Stilt-legged flies are found in most parts of the world but are particularly diverse in tropical regions. As their name indicates, they are light-bodied flies with notably long legs, the middle and hind legs being much longer than the fore legs. This legginess perhaps reaches its peak in the Madagascan genus Stiltissima, males of which have the hind femora alone at least 2.5 times the length of their thorax (Barraclough 1991). The adults are predators of small insects but are also attracted to decaying fruit or dung. Larvae of the family are little known but indications are that they feed on the aforementioned ordure or other rotting vegetation. Many of them are mimics of wasps such as ichneumons or ants with their slender figure resembling the narrow-waisted appearance of a wasp. Because micropezids belong to the brachyceran lineage of flies, in which the antennae are few-segmented and usually short, the front pair of legs is instead held out in front to imitate the wasp's antennae.
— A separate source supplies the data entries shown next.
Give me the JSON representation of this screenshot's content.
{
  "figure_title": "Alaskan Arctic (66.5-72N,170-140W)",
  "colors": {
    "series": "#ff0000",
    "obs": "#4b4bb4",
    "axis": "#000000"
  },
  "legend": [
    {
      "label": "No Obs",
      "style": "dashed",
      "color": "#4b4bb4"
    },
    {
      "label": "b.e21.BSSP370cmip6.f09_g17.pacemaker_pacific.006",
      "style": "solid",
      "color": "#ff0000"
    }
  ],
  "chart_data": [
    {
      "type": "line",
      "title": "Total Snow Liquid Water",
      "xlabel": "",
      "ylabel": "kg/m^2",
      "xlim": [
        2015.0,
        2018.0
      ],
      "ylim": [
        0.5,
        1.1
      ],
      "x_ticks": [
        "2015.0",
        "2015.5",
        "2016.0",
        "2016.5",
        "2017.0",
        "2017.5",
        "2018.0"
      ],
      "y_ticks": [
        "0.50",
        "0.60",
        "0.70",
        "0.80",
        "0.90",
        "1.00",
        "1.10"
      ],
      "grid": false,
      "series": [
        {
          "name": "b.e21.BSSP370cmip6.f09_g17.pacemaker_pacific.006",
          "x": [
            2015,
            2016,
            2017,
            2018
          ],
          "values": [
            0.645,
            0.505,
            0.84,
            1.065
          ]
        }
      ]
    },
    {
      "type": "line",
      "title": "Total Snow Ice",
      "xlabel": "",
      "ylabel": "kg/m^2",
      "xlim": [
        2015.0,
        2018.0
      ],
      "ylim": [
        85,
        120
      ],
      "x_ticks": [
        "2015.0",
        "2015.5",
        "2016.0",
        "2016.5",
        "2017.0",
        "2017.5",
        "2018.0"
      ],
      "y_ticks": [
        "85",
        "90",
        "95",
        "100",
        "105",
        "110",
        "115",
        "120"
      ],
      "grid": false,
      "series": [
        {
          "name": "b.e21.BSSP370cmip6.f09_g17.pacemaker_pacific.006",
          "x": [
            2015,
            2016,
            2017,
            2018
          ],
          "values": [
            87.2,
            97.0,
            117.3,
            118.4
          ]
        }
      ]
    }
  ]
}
Habitus of Stiltissima violacea, from Barraclough (1991).


The Taeniapterinae are the most diverse of three subfamilies recognised within the Micropezidae. Distinctive features of this subfamily include ocelli sitting relatively forward on the top of the head, a dense vertical fan of bristles on the sternopleuron (the sclerite on the side of the thorax just between the base of the fore and middle legs) and a vestigial subscutellum (Jackson et al. 2015). Though cosmopolitan in distribution, and the only micropezid subfamily known from sub-Saharan Africa (Barraclough 1991; the only non-taeniapterines known from the Afrotropical region are restricted to the Mascarene islands), taeniapterines are most diverse in the Neotropical region.

Mesoconius dianthus contrasted with its ichneumon model Cryptopteryx, from Marshall (2015).


The Taeniapterinae have been divided into two tribes based on the length of the cup cell near the base of the fore wing, the short-celled Rainieriini and the long-celled Taeniapterini (Jackson et al. 2015). All taeniapterines found outside the Neotropical region belong to the Rainieriini, as well as a number of Neotropical genera. The Taeniapterini are restricted to the New World. Genera of Taeniapterinae are often poorly distinguished with the relationships between species obscured by the evolution of features related to mimicking their wasp models. A phylogenetic analysis of selected Taeniapterinae by Jackson et al. (2015) indicated many recognised genera were non-monophyletic. It also cast doubt on the tribal classification with the Taeniapterini rendering the Rainieriini paraphyletic.

REFERENCES

Barraclough, D. A. 1991. Review of the Madagascan Taeniapterinae (Diptera: Micropezidae), with the description of a remarkably elongate-legged new genus and first record of Rainieria Rondani from the subregion. Annals of the Natal Museum 32: 1–11.

Jackson, M. D., S. A. Marshall & J. H. Skevington. 2015. Molecular phylogeny of the Taeniapterini (Diptera: Micropezidae) using nuclear and mitochondrial DNA, with a reclassification of the genus Taeniaptera Macquart. Insect Systematics and Evolution 46: 411–430.